As many things from the '60's often do, the show developed a following, some of it obviously sick and twisted. Flash forward to 2019 and voila we get 'The Banana Splits Movie". In this alternate take, the show was never cancelled and was still being produced to this day. Unlike the original, the humans inside the suits were replaced by walking, talking animatronic robots. The robots creator, with an obvious Frankenstein complex, decides to do a software update right before finding out that heartless studio execs have axed the show. The last words to his creations are "The Show MUST Go On!!!". The film, harmless to this point, then takes a left turn in to "Slasher Town" as the Splits then proceed to... terminate with EXTREME prejudice, every adult they can get their homicidal mitts on. The kills are graphic and gory and no body parts are spared.

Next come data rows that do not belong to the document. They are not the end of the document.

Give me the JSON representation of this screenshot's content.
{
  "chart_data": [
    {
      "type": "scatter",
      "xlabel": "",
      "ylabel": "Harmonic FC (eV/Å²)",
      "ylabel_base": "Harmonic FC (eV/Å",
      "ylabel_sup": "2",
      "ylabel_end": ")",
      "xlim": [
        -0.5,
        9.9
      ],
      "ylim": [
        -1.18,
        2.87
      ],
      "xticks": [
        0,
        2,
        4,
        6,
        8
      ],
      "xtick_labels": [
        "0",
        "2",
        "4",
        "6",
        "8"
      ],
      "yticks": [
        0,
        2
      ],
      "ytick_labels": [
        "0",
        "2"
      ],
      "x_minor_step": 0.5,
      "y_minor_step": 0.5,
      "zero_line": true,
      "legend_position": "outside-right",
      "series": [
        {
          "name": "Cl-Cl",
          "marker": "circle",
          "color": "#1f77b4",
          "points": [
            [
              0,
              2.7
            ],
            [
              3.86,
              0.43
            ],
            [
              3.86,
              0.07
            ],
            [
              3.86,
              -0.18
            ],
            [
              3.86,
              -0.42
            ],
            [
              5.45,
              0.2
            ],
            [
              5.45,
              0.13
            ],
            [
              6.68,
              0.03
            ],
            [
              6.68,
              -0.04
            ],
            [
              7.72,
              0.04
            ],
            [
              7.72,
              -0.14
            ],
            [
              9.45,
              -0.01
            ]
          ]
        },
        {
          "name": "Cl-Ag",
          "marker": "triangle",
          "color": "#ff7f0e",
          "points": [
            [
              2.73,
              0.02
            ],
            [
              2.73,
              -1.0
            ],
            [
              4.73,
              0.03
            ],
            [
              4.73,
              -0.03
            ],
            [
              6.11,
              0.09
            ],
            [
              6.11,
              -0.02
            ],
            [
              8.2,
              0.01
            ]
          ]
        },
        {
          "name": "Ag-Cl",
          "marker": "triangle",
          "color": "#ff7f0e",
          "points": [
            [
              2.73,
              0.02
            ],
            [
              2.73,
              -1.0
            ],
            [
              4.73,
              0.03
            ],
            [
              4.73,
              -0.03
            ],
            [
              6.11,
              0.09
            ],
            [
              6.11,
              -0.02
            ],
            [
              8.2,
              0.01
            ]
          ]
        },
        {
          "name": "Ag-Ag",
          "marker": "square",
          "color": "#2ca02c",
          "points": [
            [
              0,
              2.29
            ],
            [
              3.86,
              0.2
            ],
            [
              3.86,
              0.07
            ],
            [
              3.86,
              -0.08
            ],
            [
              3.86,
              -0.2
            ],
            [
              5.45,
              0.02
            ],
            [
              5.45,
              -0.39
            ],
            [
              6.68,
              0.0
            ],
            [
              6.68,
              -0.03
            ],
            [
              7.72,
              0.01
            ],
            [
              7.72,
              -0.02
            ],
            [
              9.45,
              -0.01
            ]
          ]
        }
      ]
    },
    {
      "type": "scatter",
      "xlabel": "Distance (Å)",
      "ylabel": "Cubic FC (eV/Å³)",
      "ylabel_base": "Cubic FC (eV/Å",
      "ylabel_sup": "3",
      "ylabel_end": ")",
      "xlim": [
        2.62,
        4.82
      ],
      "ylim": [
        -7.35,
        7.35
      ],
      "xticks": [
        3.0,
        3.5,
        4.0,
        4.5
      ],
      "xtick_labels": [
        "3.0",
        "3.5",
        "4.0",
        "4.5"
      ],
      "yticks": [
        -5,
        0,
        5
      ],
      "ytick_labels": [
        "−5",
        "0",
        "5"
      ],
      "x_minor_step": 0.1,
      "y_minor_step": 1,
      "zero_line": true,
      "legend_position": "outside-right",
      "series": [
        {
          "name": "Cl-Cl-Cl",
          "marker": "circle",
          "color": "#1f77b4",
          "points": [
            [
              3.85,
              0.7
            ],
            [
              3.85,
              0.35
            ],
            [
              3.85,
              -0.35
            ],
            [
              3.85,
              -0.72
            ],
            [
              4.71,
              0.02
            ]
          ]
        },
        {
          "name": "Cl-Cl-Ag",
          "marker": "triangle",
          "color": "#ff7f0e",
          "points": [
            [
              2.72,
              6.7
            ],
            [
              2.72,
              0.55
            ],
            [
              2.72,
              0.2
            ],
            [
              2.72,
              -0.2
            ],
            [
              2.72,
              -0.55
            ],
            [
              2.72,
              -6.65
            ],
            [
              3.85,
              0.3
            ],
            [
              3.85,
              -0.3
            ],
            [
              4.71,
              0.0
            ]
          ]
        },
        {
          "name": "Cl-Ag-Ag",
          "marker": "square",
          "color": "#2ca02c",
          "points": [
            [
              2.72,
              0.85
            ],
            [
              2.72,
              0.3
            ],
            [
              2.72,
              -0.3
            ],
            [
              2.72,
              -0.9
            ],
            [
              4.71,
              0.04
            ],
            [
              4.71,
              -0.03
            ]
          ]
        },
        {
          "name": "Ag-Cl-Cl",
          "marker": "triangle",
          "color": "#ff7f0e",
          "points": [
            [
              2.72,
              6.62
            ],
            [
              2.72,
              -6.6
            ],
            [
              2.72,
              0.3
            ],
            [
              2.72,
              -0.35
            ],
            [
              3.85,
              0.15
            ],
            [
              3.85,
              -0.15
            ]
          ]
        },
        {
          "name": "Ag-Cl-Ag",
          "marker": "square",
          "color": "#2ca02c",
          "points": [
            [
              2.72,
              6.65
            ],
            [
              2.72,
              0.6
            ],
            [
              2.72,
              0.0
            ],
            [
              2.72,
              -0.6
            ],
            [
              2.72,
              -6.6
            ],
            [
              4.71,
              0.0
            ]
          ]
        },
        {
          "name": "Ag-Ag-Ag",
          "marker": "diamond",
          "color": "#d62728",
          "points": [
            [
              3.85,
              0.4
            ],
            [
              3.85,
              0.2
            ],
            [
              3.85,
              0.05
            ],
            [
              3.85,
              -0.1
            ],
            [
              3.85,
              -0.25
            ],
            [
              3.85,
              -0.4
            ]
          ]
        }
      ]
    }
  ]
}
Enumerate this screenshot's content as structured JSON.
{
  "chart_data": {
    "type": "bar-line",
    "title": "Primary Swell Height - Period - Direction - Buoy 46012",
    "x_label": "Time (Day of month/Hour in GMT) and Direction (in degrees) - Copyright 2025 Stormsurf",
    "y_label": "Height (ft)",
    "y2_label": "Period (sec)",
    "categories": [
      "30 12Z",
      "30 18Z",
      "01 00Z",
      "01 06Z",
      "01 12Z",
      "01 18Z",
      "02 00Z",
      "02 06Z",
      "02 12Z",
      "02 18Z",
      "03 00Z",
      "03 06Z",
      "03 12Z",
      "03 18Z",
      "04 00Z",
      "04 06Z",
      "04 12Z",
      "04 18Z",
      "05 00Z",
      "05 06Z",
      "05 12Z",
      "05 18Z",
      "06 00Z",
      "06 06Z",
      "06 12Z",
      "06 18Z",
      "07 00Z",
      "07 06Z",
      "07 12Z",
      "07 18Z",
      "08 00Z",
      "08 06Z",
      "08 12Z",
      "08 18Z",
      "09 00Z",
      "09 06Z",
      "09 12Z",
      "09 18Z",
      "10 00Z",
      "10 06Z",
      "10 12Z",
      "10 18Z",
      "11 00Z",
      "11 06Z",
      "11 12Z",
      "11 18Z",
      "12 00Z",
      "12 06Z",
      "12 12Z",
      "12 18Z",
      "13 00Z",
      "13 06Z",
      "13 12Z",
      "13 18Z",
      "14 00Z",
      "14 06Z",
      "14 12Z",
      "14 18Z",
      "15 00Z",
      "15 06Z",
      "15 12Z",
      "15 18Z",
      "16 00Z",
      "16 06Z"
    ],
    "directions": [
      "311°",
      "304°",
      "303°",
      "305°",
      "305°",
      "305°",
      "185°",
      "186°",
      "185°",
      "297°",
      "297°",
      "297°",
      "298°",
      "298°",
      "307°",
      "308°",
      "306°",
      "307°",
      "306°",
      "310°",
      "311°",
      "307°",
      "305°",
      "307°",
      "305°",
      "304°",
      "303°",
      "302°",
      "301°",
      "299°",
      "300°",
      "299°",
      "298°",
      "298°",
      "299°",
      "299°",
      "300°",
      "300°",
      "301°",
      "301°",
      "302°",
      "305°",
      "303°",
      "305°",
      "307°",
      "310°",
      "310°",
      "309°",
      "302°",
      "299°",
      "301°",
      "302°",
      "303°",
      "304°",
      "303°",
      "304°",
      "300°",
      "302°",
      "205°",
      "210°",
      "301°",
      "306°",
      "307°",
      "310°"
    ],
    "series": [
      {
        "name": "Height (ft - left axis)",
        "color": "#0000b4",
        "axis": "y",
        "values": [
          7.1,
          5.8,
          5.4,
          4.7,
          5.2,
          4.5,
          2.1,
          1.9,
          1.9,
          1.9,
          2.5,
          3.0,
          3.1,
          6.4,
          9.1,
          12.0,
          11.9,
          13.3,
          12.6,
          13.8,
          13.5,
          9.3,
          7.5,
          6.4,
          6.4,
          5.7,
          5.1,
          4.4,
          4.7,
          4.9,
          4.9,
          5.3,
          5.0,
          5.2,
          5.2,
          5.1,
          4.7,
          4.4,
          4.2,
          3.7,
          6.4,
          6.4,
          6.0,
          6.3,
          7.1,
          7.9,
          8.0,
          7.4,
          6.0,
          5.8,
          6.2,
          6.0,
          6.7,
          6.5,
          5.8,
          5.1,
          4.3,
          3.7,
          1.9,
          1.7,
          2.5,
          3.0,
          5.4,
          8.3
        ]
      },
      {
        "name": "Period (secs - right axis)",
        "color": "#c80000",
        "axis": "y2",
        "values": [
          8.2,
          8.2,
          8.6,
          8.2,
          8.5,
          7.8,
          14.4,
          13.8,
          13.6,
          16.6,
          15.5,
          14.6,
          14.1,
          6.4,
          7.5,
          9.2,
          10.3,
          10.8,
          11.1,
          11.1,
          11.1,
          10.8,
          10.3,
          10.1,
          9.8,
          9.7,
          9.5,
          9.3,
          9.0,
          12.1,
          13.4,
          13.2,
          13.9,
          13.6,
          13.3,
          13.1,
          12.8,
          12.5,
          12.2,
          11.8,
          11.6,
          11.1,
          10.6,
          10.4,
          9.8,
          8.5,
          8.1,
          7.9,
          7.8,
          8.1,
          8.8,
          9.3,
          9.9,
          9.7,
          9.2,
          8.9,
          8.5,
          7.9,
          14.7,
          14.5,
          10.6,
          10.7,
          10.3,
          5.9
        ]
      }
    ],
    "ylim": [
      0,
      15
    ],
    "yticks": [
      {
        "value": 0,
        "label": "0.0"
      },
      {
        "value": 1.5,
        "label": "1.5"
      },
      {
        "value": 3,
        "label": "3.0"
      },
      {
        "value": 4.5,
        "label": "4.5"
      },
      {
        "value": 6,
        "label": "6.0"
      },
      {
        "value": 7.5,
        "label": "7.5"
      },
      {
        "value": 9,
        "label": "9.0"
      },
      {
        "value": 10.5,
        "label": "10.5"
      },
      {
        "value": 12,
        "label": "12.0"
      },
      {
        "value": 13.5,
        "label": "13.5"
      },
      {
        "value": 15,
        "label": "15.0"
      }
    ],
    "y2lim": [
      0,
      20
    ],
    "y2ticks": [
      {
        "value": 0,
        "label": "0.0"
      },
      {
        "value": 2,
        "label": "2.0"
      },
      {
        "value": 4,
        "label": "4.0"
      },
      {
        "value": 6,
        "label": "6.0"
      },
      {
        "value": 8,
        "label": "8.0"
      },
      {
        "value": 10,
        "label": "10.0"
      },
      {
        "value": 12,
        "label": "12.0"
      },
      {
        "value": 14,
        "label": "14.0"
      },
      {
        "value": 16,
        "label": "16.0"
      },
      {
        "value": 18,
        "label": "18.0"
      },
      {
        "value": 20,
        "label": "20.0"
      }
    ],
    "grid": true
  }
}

The film is told through a young boys eyes whose mum scores him tickets to the show because he's the Splits biggest fan. The first time we see him he's dressed up in a Snork costume. I won't give anymore away as you might want to watch this if you've time and brain cells to kill.

If like me you remember the show you might find this a hoot. If you're new to it, check the show out on Youtube then watch the movie. One word of warning though, the Original Theme for the show... the "Tra La La Song" is one of the most insidious ear worms I've ever encountered... I'm still humming the damn thing. Don't say you weren't warned.